Je pense qu'il est absolument fondamental de présenter un paquet, fin juillet début août, aux autorités iraniennes concernant, en effet, le programme nucléaire civil, avec d'ailleurs une garantie de fourniture de combustible pour le nucléaire civil, ensuite, un accord technologique qui peut concerner plusieurs éléments, météorologique, sismologique ou autre et enfin, essayer de réfléchir avec eux sur la sécurité de leur pays. Nous aurons besoin des Américains pour parler de cela avant de le leur proposer ; puis ensuite, nous réaffirmerons de manière très ferme l'importance de suspendre l'ensemble des activités liées au cycle du combustible.
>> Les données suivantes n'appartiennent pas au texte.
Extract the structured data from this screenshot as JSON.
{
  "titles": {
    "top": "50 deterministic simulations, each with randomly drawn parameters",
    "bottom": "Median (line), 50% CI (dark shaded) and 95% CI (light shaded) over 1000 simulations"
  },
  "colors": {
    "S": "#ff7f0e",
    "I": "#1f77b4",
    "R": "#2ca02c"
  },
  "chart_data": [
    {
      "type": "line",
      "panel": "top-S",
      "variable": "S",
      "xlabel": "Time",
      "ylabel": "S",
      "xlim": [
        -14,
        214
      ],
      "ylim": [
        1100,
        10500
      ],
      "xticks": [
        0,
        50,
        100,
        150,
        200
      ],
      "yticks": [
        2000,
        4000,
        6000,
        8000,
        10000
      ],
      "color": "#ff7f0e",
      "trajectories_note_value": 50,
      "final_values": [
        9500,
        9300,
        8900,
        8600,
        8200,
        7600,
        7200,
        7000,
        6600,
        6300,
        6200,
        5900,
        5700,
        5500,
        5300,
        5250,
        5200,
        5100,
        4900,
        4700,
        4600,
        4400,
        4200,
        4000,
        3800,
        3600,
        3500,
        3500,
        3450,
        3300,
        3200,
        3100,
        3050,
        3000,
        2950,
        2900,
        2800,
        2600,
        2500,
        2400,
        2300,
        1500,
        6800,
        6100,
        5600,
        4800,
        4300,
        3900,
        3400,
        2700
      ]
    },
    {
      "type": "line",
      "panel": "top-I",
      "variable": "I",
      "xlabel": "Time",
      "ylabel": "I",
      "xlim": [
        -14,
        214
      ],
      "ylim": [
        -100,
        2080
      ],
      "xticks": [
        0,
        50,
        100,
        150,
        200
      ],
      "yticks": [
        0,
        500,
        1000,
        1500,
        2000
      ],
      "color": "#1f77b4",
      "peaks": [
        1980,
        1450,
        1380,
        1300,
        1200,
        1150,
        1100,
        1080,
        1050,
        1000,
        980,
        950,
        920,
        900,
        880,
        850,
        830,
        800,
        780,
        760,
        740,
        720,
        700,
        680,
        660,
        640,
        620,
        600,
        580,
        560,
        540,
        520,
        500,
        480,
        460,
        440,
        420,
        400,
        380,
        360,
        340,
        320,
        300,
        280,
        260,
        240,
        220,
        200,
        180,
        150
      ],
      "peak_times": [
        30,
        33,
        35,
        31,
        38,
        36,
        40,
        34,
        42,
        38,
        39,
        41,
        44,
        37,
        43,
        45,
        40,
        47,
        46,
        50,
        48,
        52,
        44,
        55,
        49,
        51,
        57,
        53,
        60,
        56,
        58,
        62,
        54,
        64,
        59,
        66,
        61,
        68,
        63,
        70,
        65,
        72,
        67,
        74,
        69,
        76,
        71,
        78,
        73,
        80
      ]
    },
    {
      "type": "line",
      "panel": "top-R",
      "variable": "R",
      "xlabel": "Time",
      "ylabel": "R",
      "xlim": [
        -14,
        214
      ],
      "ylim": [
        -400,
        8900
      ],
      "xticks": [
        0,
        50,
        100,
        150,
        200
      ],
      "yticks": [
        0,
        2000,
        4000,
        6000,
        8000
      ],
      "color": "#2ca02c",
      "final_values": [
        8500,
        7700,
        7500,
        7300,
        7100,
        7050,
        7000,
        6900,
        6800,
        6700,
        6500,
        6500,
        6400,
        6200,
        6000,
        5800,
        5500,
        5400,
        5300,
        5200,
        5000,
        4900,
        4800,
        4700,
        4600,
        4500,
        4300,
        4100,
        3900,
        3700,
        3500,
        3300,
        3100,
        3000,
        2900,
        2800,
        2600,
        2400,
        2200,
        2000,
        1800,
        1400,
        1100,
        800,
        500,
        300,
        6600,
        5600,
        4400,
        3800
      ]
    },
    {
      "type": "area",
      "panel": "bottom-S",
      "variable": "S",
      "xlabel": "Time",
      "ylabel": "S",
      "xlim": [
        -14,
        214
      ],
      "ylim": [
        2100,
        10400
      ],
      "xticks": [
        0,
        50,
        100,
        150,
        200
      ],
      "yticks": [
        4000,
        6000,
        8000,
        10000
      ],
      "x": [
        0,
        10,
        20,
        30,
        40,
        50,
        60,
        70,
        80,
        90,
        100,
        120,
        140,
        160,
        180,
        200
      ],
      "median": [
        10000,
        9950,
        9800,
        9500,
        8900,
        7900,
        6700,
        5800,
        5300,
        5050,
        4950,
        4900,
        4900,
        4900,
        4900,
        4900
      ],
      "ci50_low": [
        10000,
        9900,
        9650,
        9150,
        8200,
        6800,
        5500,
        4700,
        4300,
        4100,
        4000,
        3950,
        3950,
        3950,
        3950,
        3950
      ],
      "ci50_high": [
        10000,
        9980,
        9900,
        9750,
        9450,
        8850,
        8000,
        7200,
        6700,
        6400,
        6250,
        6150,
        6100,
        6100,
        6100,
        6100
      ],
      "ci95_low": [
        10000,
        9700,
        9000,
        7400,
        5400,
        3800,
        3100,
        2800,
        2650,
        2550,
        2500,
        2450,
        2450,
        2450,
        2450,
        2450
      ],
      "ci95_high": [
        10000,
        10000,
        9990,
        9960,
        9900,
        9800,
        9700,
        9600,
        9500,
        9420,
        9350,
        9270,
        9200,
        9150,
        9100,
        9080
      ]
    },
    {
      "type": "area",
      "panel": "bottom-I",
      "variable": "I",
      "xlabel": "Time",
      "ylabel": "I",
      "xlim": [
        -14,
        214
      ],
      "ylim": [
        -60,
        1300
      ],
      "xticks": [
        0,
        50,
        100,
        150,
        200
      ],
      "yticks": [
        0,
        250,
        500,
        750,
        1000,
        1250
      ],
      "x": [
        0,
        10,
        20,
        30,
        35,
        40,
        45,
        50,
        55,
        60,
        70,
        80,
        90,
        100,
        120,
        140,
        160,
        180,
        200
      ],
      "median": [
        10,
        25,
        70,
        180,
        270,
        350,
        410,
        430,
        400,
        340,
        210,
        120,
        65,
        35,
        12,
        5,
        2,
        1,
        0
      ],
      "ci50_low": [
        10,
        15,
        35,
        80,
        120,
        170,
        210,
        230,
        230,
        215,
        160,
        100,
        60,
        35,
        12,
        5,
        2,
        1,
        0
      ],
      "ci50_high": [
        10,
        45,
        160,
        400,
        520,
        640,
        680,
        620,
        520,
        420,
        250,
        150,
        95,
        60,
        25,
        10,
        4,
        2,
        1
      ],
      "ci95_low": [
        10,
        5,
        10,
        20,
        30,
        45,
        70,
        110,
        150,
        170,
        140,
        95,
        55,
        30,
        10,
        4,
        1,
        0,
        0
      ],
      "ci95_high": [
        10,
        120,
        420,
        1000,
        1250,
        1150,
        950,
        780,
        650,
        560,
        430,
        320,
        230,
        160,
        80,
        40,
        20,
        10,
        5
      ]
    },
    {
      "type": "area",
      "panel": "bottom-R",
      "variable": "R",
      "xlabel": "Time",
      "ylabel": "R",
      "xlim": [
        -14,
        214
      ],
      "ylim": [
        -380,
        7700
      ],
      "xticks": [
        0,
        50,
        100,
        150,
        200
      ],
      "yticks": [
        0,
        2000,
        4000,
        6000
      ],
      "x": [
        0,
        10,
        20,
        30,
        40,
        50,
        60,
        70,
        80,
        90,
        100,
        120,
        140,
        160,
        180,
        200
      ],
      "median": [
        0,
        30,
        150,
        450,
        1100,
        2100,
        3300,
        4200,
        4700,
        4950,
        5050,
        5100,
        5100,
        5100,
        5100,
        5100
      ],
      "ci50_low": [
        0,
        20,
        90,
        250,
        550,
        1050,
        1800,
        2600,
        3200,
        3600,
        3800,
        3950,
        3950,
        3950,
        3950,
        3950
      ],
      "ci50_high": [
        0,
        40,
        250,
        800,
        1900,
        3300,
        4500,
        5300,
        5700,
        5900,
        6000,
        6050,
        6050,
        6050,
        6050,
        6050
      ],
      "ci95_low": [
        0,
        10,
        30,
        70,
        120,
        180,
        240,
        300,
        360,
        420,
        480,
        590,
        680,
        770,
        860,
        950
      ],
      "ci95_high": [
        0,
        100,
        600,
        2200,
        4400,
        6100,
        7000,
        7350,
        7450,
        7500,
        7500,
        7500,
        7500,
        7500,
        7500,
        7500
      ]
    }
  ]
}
Q - Monsieur le Ministre, ce n'est pas une question très importante sur le plan de la politique étrangère, sur les commentaires que le président Chirac aurait fait sur la nourriture en Angleterre, en disant qu'on ne pourrait pas faire confiance aux personnes qui mangent une nourriture aussi mauvaise, y a-t-il eu un retrait de ces déclarations, est-ce que c'est vrai, où en est-on avec cette question ?
R - Je ne pense pas que le président Chirac ait pu dire cela, et puis surtout je pense que le Président Chirac est aujourd'hui concentré sur une chose, c'est essayer d'avoir les Jeux Olympiques à Paris. C'est vrai que nous avons une compétition mais la compétition, on y est habitué et c'est toujours sain, c'est une bonne émulation. Je ne sais pas exactement quel sera le repas qu'on lui servira à Singapour, ce que je sais, c'est qu'il fera tout pour avoir les Jeux Olympiques à Paris et je lui fais confiance.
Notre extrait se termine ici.